The good news in all of this is that it is possible to run a large-scale, popular and free blogging service that is relatively free of spam. The bad news is that there is no magic bullet in any of this.
Running such a service requires a great deal of commitment both from the people who run the service and from the community that uses it. It requires investing both resources and manpower into combating spam while having a genuine dislike for it. It even requires, in some cases, sacrificing features that legitimate users may want in order to make the service less appealing to the spam blogging community.
It also means that it may be far too late for Blogspot and similar services to turn the tide against spam. Though WordPress.com seems to easily be able to keep up with new spam that comes in, it appears that, if over three quarters of your results are junk, that the reversing the tide is all-but-impossible.
However, if Google were to take the simple, but drastic, step of banning Adsense on Blogspot, the effect on spam blogs would be drastic.
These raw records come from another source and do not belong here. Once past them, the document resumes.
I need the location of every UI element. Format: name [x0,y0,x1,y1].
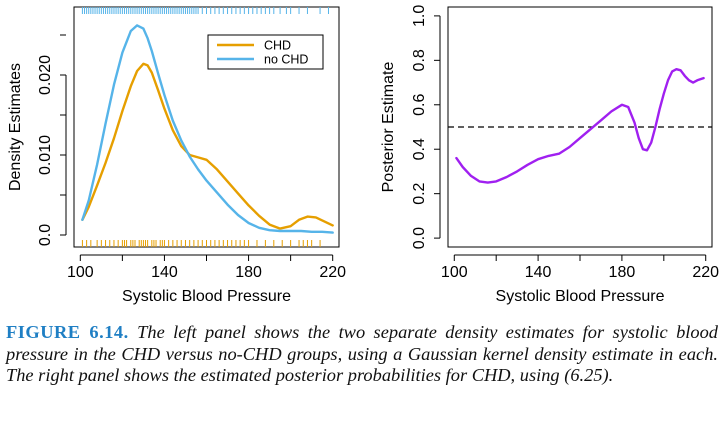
right-panel-posterior: 100 140 180 220 Systolic Blood Pressure 0.0 0.… [380,5,719,305]
series-line-no-chd [81,24,334,234]
x-tick-label: 100 [67,264,94,281]
x-tick-label: 140 [151,264,178,281]
y-tick-label: 0.2 [411,182,428,204]
y-tick-label: 0.0 [37,224,54,246]
y-tick-label: 0.4 [411,138,428,160]
y-tick-label: 0.010 [37,135,54,175]
legend-entry-label: no CHD [264,53,308,67]
y-tick-label: 0.8 [411,49,428,71]
posterior-line [455,67,705,184]
x-tick-label: 180 [609,264,636,281]
legend-entry-label: CHD [264,39,291,53]
x-tick-label: 140 [525,264,552,281]
x-tick-label: 220 [692,264,719,281]
x-tick-label: 220 [319,264,346,281]
y-tick-label: 0.020 [37,55,54,95]
x-tick-label: 180 [235,264,262,281]
series-line-chd [81,62,334,230]
left-x-axis-label: Systolic Blood Pressure [122,288,291,305]
caption-label: FIGURE 6.14. [6,322,129,342]
y-tick-label: 0.6 [411,94,428,116]
legend-box [207,34,324,70]
left-panel-density: 100 140 180 220 Systolic Blood Pressure 0.0 0.… [7,6,346,305]
y-tick-label: 1.0 [411,5,428,27]
figure-panels: 100 140 180 220 Systolic Blood Pressure 0.0 0.… [7,5,719,305]
figure-caption: FIGURE 6.14. The left panel shows the tw… [6,322,718,387]
left-y-axis-label: Density Estimates [7,63,24,191]
right-x-axis-label: Systolic Blood Pressure [496,288,665,305]
y-tick-label: 0.0 [411,227,428,249]
right-y-axis-label: Posterior Estimate [380,62,397,193]
caption-text: The left panel shows the two separate de… [6,322,718,385]
x-tick-label: 100 [441,264,468,281]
However, the effect on their legitimate bloggers would be equally dramatic, causing many of them to turn away from the service.
This puts Google, and the other free blogging services, in a very tough bind. In order to effectively combat spam, they need to make sacrifices that will, most likely, cause them to lose legitimate customers as well as spammers. It almost comes down to a choice between being a spam haven and having their entire business model destroyed.
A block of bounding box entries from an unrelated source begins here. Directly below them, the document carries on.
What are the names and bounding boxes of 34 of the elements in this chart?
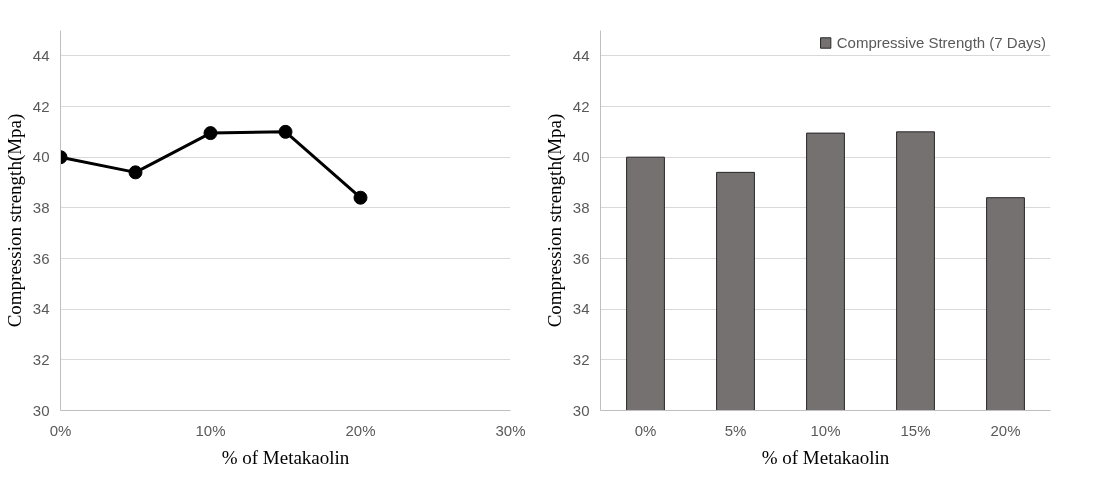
y-tick-label: 38	[572, 198, 590, 216]
point	[353, 190, 368, 205]
point	[203, 126, 218, 141]
y-tick-label: 42	[572, 97, 590, 115]
y-tick-label: 38	[32, 198, 50, 216]
x-tick-label: 10%	[810, 421, 841, 439]
y-tick-label: 36	[32, 249, 50, 267]
x-tick-label: 15%	[900, 421, 931, 439]
y-tick-label: 42	[32, 97, 50, 115]
point	[128, 165, 143, 180]
x-tick-label: 30%	[495, 421, 526, 439]
y-tick-label: 30	[572, 401, 590, 419]
y-tick-label: 30	[32, 401, 50, 419]
x-axis-title: % of Metakaolin	[221, 446, 350, 468]
y-tick-label: 40	[572, 148, 590, 166]
y-axis-title: Compression strength(Mpa)	[3, 113, 26, 328]
y-tick-label: 44	[572, 46, 590, 64]
x-tick-label: 10%	[195, 421, 226, 439]
x-tick-label: 0%	[49, 421, 72, 439]
y-tick-label: 40	[32, 148, 50, 166]
y-tick-label: 32	[572, 350, 590, 368]
x-tick-label: 20%	[345, 421, 376, 439]
y-tick-label: 34	[572, 300, 590, 318]
x-tick-label: 5%	[724, 421, 747, 439]
y-tick-label: 34	[32, 300, 50, 318]
y-tick-label: 44	[32, 46, 50, 64]
y-axis-title: Compression strength(Mpa)	[543, 113, 566, 328]
legend-label: Compressive Strength (7 Days)	[836, 34, 1046, 51]
y-tick-label: 32	[32, 350, 50, 368]
x-tick-label: 0%	[634, 421, 657, 439]
x-tick-label: 20%	[990, 421, 1021, 439]
x-axis-title: % of Metakaolin	[761, 446, 890, 468]
y-tick-label: 36	[572, 249, 590, 267]
point	[278, 124, 293, 139]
In that regard, spam blogs are like a cancer, often easily treated if caught and attacked early, but incurable if allowed to go on to long. Sadly, Blogger, AOL Hometown and MSN Spaces may be beyond any hope of recovery.
This is an issue I will be revisiting some time later this week.
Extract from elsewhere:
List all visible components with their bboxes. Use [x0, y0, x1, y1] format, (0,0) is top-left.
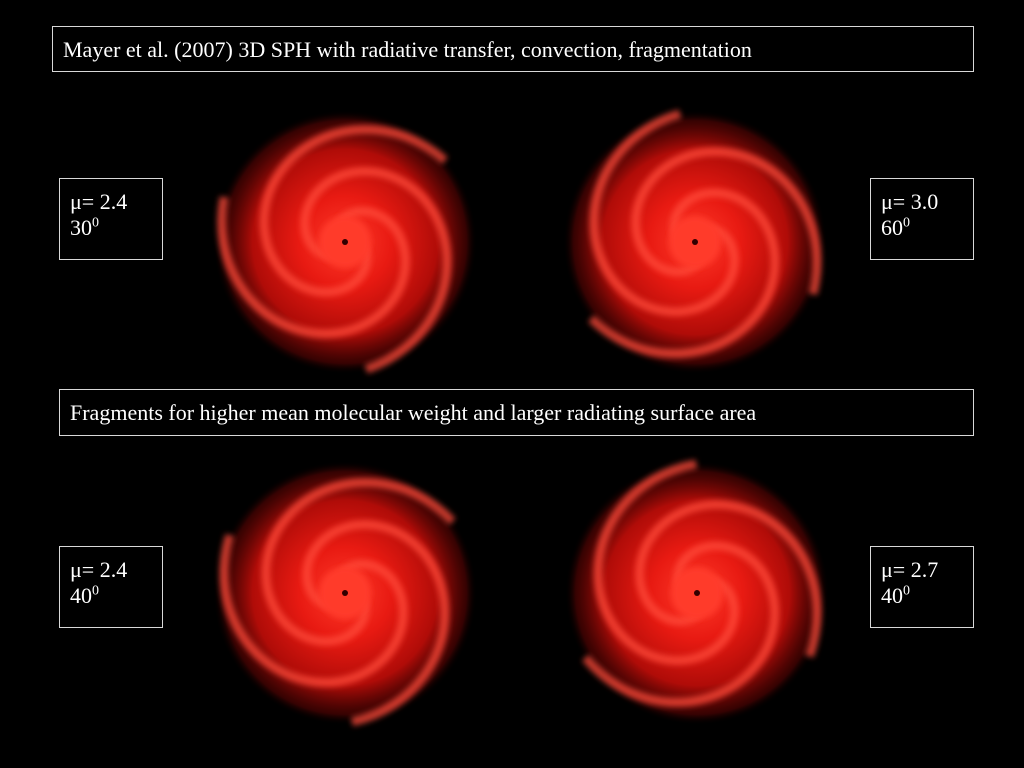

Update: This article has really taken off. An appearance on Techmeme as well as Matt Mullenweg’s blog have really drawn a great deal of attention to this. So welcome to everyone who is visiting this site for the first time. Feel free to look around some and subscribe to the feed if you wish.
I did want to take a moment and respond to one very astute commenter who pointed out that all is not what it seems with the Blogspot study. As it turns out, the methodology of the study is both buried and confusing. It turns out that 77% of Blogspot blogs are spam for spam-friendly keywords. It is not a reference to the number of spam blogs on the service over all.
However, after thinking about it, I realized that a study of the blogs on Blogspot would be almost useless as Blogspot, in addition to splogs, is choked down with with inactive and abandoned blogs, the same as with any free blogging service or free Web service in general.
A better study would be to look at the percentage of active blogs on the service, something that can be determined, at least with some distinction, but the number of outgoing pings. A study from February of this year looked at exactly that and found that 51% of all pings from Blogspot were spam (Note: According to Pete, this study was taken before Blogspot began pinging new entries by default, it may show bias to spammers as they might be more likely to switch on the pinging feature. We will have to wait and see when a new study comes out.).
This means that over half of all new posts created and pinged out over Blogspot are junk. Though not the 77% mentioned earlier, that is still a tremendous problem. The fact remains that Blogger is, quite clearly, overrun with spam blogs and is unlikely to recover any time soon, not without making drastic changes.
My thanks to Pete for pointing out the error.